Story by Adrian Brijbassi
Vacay.ca Managing Editor
TORONTO, ONTARIO — David Frum’s political commentary that informs millions of CNN viewers doesn’t just come from reading insider reports or studying academic works. Frum is a world traveller, who has been to global hot spots that aren’t likely to be on your vacation bucket list. They are, however, some of the most fascinating and important places in the world at the moment. Syria, Iraq, and Afghanistan are only three of the dangerous countries that Frum, a Torontonian whose columns appear in the National Post and the Daily Beast, has visited in the past decade.
He says a 2010 trip to Venezuela sticks in his memory because of the extreme level of violence in that South American country.
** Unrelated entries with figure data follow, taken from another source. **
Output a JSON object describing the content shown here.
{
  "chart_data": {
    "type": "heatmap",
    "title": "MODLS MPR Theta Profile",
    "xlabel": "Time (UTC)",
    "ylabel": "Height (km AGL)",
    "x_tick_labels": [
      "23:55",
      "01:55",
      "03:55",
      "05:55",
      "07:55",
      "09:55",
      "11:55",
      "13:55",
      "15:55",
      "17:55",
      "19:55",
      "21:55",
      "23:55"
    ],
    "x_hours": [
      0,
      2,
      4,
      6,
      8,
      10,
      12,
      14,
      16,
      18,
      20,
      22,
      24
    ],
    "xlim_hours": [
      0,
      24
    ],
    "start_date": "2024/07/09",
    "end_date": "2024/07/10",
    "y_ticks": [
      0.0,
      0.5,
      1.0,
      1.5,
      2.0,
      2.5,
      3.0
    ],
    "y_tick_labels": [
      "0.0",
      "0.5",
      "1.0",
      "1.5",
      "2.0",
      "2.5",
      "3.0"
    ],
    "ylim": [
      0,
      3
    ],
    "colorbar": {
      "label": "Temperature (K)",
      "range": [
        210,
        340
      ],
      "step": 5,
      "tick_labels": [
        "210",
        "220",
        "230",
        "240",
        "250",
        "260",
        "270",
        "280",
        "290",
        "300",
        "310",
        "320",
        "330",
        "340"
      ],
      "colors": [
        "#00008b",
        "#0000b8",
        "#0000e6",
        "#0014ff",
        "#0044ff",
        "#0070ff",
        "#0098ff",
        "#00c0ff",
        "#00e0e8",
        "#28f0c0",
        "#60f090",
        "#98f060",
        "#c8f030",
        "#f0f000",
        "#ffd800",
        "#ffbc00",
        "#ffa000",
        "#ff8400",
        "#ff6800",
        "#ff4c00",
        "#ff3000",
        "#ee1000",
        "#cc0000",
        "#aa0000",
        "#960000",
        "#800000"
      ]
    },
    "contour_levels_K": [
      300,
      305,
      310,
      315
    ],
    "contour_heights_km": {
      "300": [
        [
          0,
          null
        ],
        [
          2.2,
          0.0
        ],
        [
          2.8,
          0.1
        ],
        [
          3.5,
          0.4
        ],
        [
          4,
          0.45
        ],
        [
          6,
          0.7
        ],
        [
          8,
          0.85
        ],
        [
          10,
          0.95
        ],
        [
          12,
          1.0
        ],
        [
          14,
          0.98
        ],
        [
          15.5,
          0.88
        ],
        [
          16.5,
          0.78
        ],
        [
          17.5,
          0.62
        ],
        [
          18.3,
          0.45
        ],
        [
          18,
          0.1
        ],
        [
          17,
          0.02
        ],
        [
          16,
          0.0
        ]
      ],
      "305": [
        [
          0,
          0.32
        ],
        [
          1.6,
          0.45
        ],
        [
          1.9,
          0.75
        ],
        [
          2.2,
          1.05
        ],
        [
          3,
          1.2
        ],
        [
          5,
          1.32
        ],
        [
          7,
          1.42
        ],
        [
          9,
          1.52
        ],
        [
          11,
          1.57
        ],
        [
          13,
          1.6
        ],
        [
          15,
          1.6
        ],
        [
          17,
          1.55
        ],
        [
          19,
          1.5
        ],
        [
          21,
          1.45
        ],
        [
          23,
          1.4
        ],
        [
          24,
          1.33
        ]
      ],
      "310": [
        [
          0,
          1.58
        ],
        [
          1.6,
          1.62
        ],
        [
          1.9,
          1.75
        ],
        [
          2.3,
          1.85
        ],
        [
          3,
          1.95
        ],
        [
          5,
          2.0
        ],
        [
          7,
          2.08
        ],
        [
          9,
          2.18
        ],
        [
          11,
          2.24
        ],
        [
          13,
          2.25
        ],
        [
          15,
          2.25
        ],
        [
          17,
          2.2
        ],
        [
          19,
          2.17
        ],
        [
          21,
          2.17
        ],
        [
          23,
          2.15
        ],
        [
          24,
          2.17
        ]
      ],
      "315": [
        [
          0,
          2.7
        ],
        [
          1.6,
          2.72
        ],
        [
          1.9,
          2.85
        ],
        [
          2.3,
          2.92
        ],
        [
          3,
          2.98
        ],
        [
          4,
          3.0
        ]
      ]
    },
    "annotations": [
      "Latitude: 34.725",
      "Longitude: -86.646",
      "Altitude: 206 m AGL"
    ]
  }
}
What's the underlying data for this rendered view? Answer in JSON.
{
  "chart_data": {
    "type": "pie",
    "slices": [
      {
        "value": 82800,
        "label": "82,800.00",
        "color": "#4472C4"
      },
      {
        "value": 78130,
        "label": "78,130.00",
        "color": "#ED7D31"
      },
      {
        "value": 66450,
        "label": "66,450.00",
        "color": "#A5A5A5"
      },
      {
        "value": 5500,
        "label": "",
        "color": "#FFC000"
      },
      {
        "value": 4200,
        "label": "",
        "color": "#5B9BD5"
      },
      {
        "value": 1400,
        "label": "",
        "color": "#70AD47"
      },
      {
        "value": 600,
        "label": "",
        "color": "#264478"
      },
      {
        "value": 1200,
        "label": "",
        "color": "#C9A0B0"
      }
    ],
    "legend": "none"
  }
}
“The trip began with a visit to the US embassy and the public safety officer looked at my bio and my passport and saw where I’d travelled and he told me, ‘This is the most dangerous place you’ve ever been,'” Frum said during a conversation with Vacay.ca at the Park Hyatt Toronto. “I took precautions and I didn’t experience anything bad, but just to put it into context, Venezuela is a country that has a smaller population than Canada with more murders than the United States.”
While international travel has been a significant part of Frum’s career, his schedule these days keeps him mostly in Canada and the United States, with frequent visits to Toronto and his home in Prince Edward County. Along with being one of the most influential thinkers on conservative politics during the past 20 years, the author and former speechwriter for George W. Bush has become an unofficial ambassador for his homeland.
CNN Analyst David Frum Talks Travel
He and his wife, acclaimed journalist Danielle Crittenden, host their friends from Washington, D.C., and elsewhere, introducing them to the wines from the Ontario region known for its vineyards, boutique shops, and easy-going lifestyle.
“Prince Edward County in the United States is not very well known, unlike Muskoka, which has an international reputation. It is very much a local treasure,” Frum says of the county that is south of Kingston and about 200 kilometres northeast of Toronto. “You can bicycle through high grasses and through fields of lavender, and it feels like the south of France.”
While convincing Americans of that fact may be a challenge, Prince Edward County is indicative of the broader appeal of Canada. It is more upscale than visitors might expect and has expanded during recessionary times, when so many other places were forced to contract.
“Canada is very much in style right now,” Frum says. “Having one of the most successful experiences through this global economic downturn, a lot of people in America are curious as to how Canada has done it.”
Like many business travellers, Frum doesn’t have much leisure time in the destinations he visits. As he says, he tends to go from one aluminum tube (re: airplane) to a box (automobile) to “a hotel that is one of the hotels that I always stay at” and then he attends his conference that’s often hosted at the hotel and after a day or two he is at the airport again.
“You get back into the aluminum tube and you go home and people ask you how was name of city and you say, ‘I have no idea. I was barely there.’ But sometimes you get to do some pretty interesting things,” he notes.
That’s particularly true in Toronto, a city where Frum was born and where his mother, Barbara Frum, made her mark as a broadcaster for CBC. He names Philospher’s Walk, a lovely path on the University of Toronto campus, as one of his favourite spots, along with the Park Hyatt in Yorkville.
“There was a time when this was the heart of literary Toronto,” he says of the hotel and in particular its famed rooftop bar. “Literary Toronto has now moved but the bar is still there and it is very popular.”